The communications industry is governed by the Communications Regulation Act 2002 (as amended) and a number of regulations that implement the EU electronic communications reform package (the communications regime). Any entity intending to provide an electronic communications service or electronic communications network in Ireland must notify ComReg, the Irish telecommunications regulator, prior to commencing those services under the general authorisation regime, and be in possession of a general authorisation. Authorised entities must comply with the conditions that are part of their general authorisation, including various wholesale access obligations and consumer law requirements, and more generally with the communications regime. Wireless telegraphy licences are also required for the use of radio frequencies in Ireland.


The broadcasting industry is primarily governed by the Broadcasting Act 2009 (as amended), and is regulated by the Broadcasting Authority of Ireland (BAI).

Life sciences

Certain activities carried out in the life sciences sector are subject to regulation by the Health Products Regulatory Authority (HPRA). The HPRA's role is to protect and enhance public and animal health by regulating medicines, medical devices and other health products. Manufacturers of human and veterinary medicines are required to hold a manufacturing authorisation granted by the HPRA. Manufacturing includes activities such as total and partial manufacture, dividing, packaging and repackaging, as well as importing medicinal products into Ireland from a country outside the EEA. The HPRA will only grant a manufacturing authorisation if an applicant has at its disposal suitable and sufficient premises, equipment, facilities, staff, manufacturing operations and arrangements for quality control, record-keeping, handling, storage and distribution.

Subject to some minor exceptions, all medicinal products must be authorised before being marketed in Ireland. An application for a marketing authorisation must be made to the HPRA or the European Medicines Agency, where appropriate.

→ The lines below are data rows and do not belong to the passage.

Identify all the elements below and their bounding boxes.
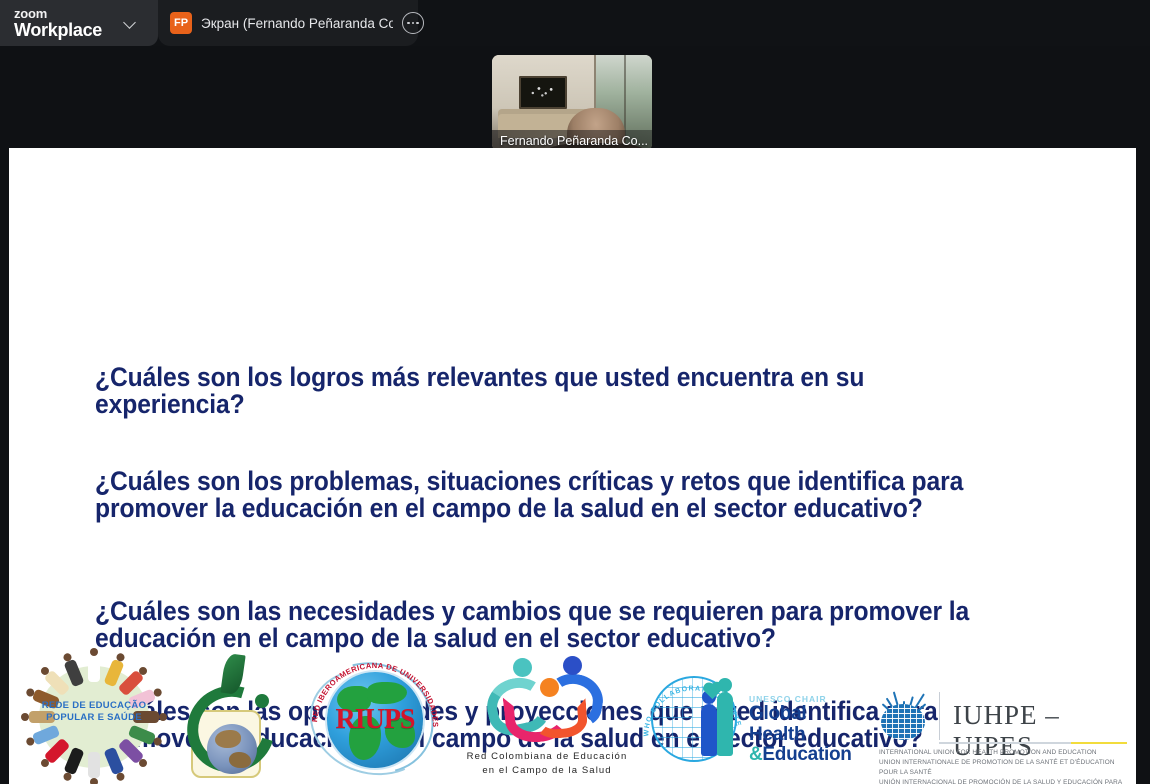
more-options-icon[interactable] (402, 12, 424, 34)
logo-unesco-wordmark: UNESCO CHAIR Global Health &Education (749, 694, 852, 766)
logo-riups: RED IBEROAMERICANA DE UNIVERSIDADES PROM… (305, 652, 445, 780)
video-wall-picture (519, 76, 567, 109)
iuhpe-globe-icon (877, 690, 933, 742)
zoom-wordmark: zoom (14, 7, 102, 20)
ampersand: & (749, 744, 762, 765)
presentation-slide: ¿Cuáles son los logros más relevantes qu… (9, 148, 1136, 784)
shared-screen-stage: ¿Cuáles son los logros más relevantes qu… (9, 148, 1136, 784)
person-figure-icon (701, 704, 717, 756)
logo-people-waves-mark (483, 656, 611, 748)
person-figure (64, 747, 85, 776)
globe-icon (207, 724, 257, 774)
person-figure (88, 656, 100, 682)
person-figure (88, 752, 100, 778)
tab-shared-screen[interactable]: FP Экран (Fernando Peñaranda Corr (158, 0, 418, 46)
logo-unesco-line2: Education (762, 744, 851, 765)
logo-green-globe-leaf (179, 652, 297, 780)
logo-red-colombiana: Red Colombiana de Educación en el Campo … (461, 650, 633, 782)
slide-question-2: ¿Cuáles son los problemas, situaciones c… (95, 468, 1025, 523)
logo-iuhpe-subtitle: INTERNATIONAL UNION FOR HEALTH PROMOTION… (879, 748, 1127, 784)
tab-title: Экран (Fernando Peñaranda Corr (201, 16, 393, 31)
logo-riups-acronym: RIUPS (305, 704, 445, 736)
sphere-icon (881, 704, 925, 740)
participant-name: Fernando Peñaranda Co... (492, 134, 648, 148)
logo-rule-grey (939, 742, 1071, 744)
workplace-wordmark: Workplace (14, 21, 102, 39)
logo-rule-yellow (1071, 742, 1127, 744)
logo-unesco-chair-global-health-education: WHO COLLABORATING CENTER UNESCO CHAIR Gl… (645, 670, 851, 770)
person-figure (103, 747, 124, 776)
bud-icon (255, 694, 269, 708)
chevron-down-icon[interactable] (124, 17, 136, 29)
person-figure (117, 738, 144, 765)
titlebar: zoom Workplace FP Экран (Fernando Peñara… (0, 0, 1150, 46)
person-figure-icon-2 (717, 692, 733, 756)
zoom-workplace-home-button[interactable]: zoom Workplace (0, 0, 158, 46)
logo-unesco-line2-wrap: &Education (749, 745, 852, 766)
participant-video-thumbnail[interactable]: Fernando Peñaranda Co... (492, 55, 652, 151)
slide-question-1: ¿Cuáles son los logros más relevantes qu… (95, 364, 1006, 419)
zoom-logo: zoom Workplace (14, 7, 102, 39)
slide-logo-strip: REDE DE EDUCAÇÃO POPULAR E SAÚDE (9, 644, 1136, 784)
logo-red-colombiana-text: Red Colombiana de Educación en el Campo … (461, 750, 633, 779)
zoom-app-window: zoom Workplace FP Экран (Fernando Peñara… (0, 0, 1150, 784)
logo-iuhpe-uipes: IUHPE – UIPES INTERNATIONAL UNION FOR HE… (877, 686, 1127, 778)
logo-rede-text: REDE DE EDUCAÇÃO POPULAR E SAÚDE (23, 700, 165, 724)
logo-divider (939, 692, 940, 740)
logo-unesco-line1: Global Health (749, 704, 852, 745)
person-figure (64, 658, 85, 687)
avatar: FP (170, 12, 192, 34)
logo-rede-educacao-popular-e-saude: REDE DE EDUCAÇÃO POPULAR E SAÚDE (23, 650, 165, 782)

The HPRA is the competent authority for general medical devices, in vitro diagnostic medical devices and active implantable medical devices. The role of the HPRA is to ensure that all medical devices placed on the Irish market meet the requirements of national and EU legislation, and to monitor the safety of medical devices in Ireland after they are placed on the market.

Export of dual-use items

The control of the export of 'dual-use' items and military goods is governed by the Control of Exports Act 2008 and the Control of Exports (Dual Use Items) Order 2009 (as amended), which gives effect to Council Regulation (EC) No. 428/2009 (as amended) setting up an EU regime for the control of exports, transfer, brokering and transit of dual-use items. Dual-use goods and technologies are goods and technologies (including software) that are normally used for civilian purposes but may have military applications. The legislation and requirements are complex and cover a wide range of common products produced by industries dealing with electronics, computers (including software), telecommunications and aerospace technologies. This notably includes products that have some forms of cryptographic functionality. The Export Licensing Unit is the division within the Irish Department of Business, Enterprise and Innovation that is responsible for managing controls on exports of dual-use items destined for countries to which trade sanctions apply.